Chapitre 9 : Evasion et reprise des bonnes vieilles habitudes
Le portail n'a pas résisté longtemps à un camion de cet acabit lancé à pleine vitesse !
Les amas de ferraille sont allés s'agglutiner de ci, de là, signant l'entrée fracassante du Joker et de ses hommes.
Le poste de gardes étant sous contrôle, on relève le pont pour éviter les invités indésirables.
Du haut de sa cellule, Harleen aperçoit le pardessus violet entré en action et elle sautille de joie. Un instant, un doute l'envahit : et si poussin n'était pas venu pour elle ?...
Elle rit puis pleure l'instant d'après, ce qui lui aurait sans doute irrité le Joker s'il avait été en sa présence.
Le Joker noue solidement les deux gardes dos contre dos dans la cabine du camion puis c'est armé jusqu'aux dents et accompagné par quelques hommes - une dizaine - qu'il prend possession des bâtiments qui composent l'asile.
Au préalable, il a fait sauter le générateur électrique et mis la pagaille dans les lignes téléphoniques qui relient l'asile à l'extérieur.
C'est chantonnant et sautillant d'une jambe à l'autre qu'il sillonne les couloirs.
Il déverrouille chaque cellule du rez-de-chaussée, s'amusant à trucider un patient sur deux.
Il intercepte un chariot de soins et administre quelques intraveineuses à sa façon au personnel.

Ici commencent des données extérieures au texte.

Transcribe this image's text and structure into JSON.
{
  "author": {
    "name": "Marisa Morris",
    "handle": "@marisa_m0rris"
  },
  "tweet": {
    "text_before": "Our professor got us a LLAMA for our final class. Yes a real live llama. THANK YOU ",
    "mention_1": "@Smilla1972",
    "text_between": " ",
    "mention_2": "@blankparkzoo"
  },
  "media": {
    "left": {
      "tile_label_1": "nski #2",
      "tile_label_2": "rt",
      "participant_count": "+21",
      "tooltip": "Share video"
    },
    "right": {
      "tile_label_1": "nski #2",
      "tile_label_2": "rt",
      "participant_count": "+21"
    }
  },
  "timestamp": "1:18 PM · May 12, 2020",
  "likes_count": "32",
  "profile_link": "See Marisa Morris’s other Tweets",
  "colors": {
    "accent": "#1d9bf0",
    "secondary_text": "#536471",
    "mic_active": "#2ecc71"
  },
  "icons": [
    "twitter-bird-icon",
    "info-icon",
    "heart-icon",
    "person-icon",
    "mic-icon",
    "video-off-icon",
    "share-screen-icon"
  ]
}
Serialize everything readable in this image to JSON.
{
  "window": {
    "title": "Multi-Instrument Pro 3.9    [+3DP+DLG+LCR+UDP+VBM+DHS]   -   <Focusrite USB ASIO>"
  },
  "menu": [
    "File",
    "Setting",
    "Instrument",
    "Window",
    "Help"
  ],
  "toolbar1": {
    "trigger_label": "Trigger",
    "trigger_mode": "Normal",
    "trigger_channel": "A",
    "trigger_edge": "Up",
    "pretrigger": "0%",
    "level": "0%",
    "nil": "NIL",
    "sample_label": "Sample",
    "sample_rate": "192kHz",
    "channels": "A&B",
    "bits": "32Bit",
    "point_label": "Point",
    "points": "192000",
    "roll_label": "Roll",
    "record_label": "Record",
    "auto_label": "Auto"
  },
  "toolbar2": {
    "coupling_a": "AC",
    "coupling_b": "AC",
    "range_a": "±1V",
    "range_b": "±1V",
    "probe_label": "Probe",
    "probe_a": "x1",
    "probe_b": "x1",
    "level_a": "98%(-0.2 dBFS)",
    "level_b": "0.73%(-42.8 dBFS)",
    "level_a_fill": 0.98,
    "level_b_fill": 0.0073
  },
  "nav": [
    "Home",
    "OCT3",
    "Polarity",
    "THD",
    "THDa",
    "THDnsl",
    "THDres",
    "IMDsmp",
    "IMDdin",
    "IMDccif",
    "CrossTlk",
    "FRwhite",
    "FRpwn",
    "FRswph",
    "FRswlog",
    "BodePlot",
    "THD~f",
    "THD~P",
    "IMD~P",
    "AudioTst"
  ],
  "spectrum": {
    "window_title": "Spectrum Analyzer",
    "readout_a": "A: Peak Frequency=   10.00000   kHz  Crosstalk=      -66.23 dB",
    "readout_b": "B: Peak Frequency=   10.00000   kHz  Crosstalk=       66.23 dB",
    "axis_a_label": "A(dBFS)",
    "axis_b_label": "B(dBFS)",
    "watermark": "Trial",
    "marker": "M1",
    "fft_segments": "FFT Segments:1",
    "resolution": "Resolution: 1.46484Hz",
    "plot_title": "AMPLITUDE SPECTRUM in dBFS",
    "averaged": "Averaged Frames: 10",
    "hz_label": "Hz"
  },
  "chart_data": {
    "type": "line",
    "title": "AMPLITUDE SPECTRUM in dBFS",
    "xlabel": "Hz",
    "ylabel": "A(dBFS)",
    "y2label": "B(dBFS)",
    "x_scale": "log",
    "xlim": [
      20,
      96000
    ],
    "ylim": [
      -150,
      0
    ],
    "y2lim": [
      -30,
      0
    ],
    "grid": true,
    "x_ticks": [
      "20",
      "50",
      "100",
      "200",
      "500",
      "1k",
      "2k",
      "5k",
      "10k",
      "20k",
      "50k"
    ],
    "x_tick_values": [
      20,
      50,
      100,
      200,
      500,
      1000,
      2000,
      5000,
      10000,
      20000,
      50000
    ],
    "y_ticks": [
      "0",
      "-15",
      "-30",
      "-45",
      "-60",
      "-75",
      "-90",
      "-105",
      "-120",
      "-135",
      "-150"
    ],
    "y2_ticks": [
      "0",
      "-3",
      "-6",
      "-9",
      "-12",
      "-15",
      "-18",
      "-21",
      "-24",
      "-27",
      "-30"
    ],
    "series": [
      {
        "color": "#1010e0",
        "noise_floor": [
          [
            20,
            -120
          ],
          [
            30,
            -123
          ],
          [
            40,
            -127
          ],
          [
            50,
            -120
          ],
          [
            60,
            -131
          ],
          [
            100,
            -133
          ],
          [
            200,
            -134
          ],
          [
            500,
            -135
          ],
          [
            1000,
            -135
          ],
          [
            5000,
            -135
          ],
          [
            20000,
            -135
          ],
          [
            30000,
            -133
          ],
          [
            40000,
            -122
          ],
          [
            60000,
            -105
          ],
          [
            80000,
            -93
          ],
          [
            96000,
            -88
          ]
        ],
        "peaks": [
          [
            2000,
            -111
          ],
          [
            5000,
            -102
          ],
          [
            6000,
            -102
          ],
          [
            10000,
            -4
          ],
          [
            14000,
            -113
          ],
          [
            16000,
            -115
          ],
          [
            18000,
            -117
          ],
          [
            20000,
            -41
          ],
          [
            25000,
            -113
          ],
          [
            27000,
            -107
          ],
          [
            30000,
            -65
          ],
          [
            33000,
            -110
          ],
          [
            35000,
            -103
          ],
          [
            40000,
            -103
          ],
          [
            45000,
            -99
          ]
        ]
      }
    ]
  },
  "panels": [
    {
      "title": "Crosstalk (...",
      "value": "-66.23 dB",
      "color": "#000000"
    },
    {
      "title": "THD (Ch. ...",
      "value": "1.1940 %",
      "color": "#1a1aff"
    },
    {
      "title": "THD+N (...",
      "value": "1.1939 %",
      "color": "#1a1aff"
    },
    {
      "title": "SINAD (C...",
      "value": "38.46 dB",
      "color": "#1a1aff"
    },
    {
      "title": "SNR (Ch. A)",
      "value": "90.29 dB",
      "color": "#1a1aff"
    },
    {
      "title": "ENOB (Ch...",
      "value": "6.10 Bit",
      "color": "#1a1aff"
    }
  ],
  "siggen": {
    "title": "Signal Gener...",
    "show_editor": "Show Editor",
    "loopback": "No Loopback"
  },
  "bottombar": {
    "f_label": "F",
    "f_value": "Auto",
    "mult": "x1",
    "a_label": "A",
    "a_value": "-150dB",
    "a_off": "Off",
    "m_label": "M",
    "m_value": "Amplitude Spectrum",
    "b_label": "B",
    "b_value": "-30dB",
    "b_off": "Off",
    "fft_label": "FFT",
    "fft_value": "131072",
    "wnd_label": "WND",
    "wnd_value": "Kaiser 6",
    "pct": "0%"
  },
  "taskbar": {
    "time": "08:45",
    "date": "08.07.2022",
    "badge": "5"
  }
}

Il retravaille également quelques sourires dans la joie et la bonne humeur.
Il parcourt ainsi les étages en distribuant les gags macabres, en tuant plus que de raison et surtout en terminant par la seule cellule qui, au final, l'intéresse : celle d'Harleen.
Cette dernière lui saute au cou.
Etrangement, il ne rouspète pas, se contentant silencieusement de la décoller de lui pour prendre la fuite.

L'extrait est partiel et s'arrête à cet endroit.